Naturally, to start a blog a website is required. After some reading up from other bloggers I chose to use Hugo. I like to have control over my site and not simply use a pre-made on-line service. Also the possibility to write my content in pure markdown was compelling. Once you have installed Hugo, just pick a theme that suits you and you’re ready to go! I started out with the Hugo Future Imperfect theme. I won’t go into details here since the Hugo site has excellent getting started guides and well managed themes should have brief readme to get you started.

Tweaking the theme

The theme isn’t exactly as you want it? No worries. Just add your own versions of the files you want to replace from the theme. CSS replacements / add-ons go into static/css, and layout replacements go into layouts and subfolders. A no-brainer, since the files from the theme are stored in the same relative directories (look into your theme folder).

Adding non-blog content

You need a page you can refer to but which doesn’t show up as a blog post? I did and could not find a simple explanation of this use case on the Hugo site, so I share it here. Just create a markdown file in one of the content folders (I put mine in the content/aboutfolder since that came with my theme), and only use a bare minimum of header in the file. In Hugo terms this content header is called front matter. This is sufficient front matter for a non-blog page (example from my comment-policy.md file):

+++
title = "Comment policy"
date = "2018-11-18"
+++

The page will be generated by Hugo and can be accessed using the filename as path. So my comment policy is found in https://blog.fractalia.com/about/comment-policy

Source hosting

Since I am used to git, it was natural to use git for hosting the source code for the site. Looking at the obvious candidates, GitHub and GitLab, I found that only GitLab allowed private repositories without a paid subscription. GitLab is a mature site so I just went with that.

Web Hosting

It has been a while since I last set up at website, and I was amazed by the development. I put this site on Netlify, because they offered a very convenient setup. It is hooked into GitLab, so when I push new changes to my site, Netlify pulls the latest version, builds the Hugo site and deploys it. And all this for free without ads - amazing! OK, only non-commercial sites but hey, this is a blog.

Domain name

It is possible to stop here and run your blog. Everything setup so far is free and without ads. But does really romantic-babbage-d6916e.netlify.com look professional enough to you? Not to me!

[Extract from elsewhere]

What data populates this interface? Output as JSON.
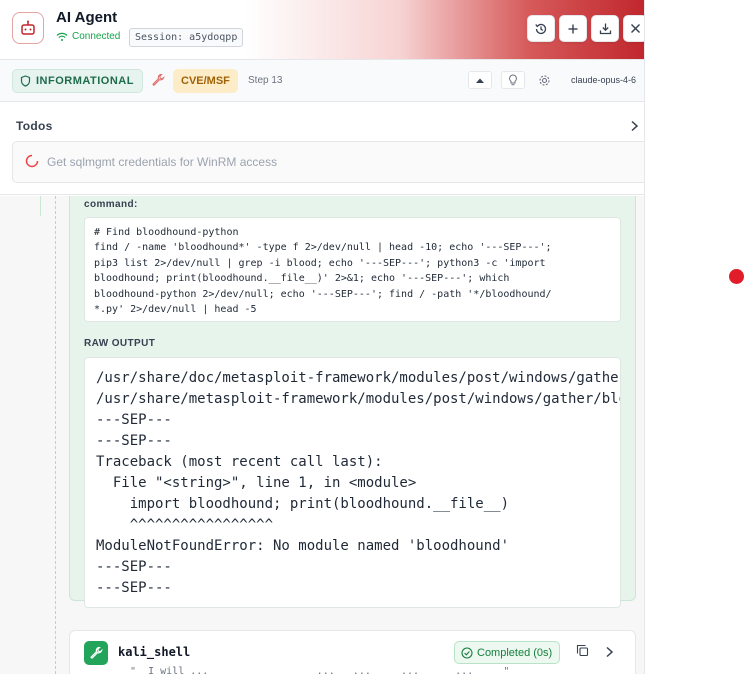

I decided to register a proper domain name. Today there are tons of top level domains to choose from, but if you want some hipster domain like .ninja you pay a premium ($50 per year!) compared to the old and tried ones. I went with my country specific .se (for Sweden ) for roughly $12 per year.

HTTPS

As if the automated hosting by Netlify wasn’t enough, as soon as I had registered my domain name in the configuration, a TLS/SSL certificate was generated automatically through Let’s Encrypt, and the site traffic is redirected from http to https. I had planned on doing that myself, but Netlify came through for me again.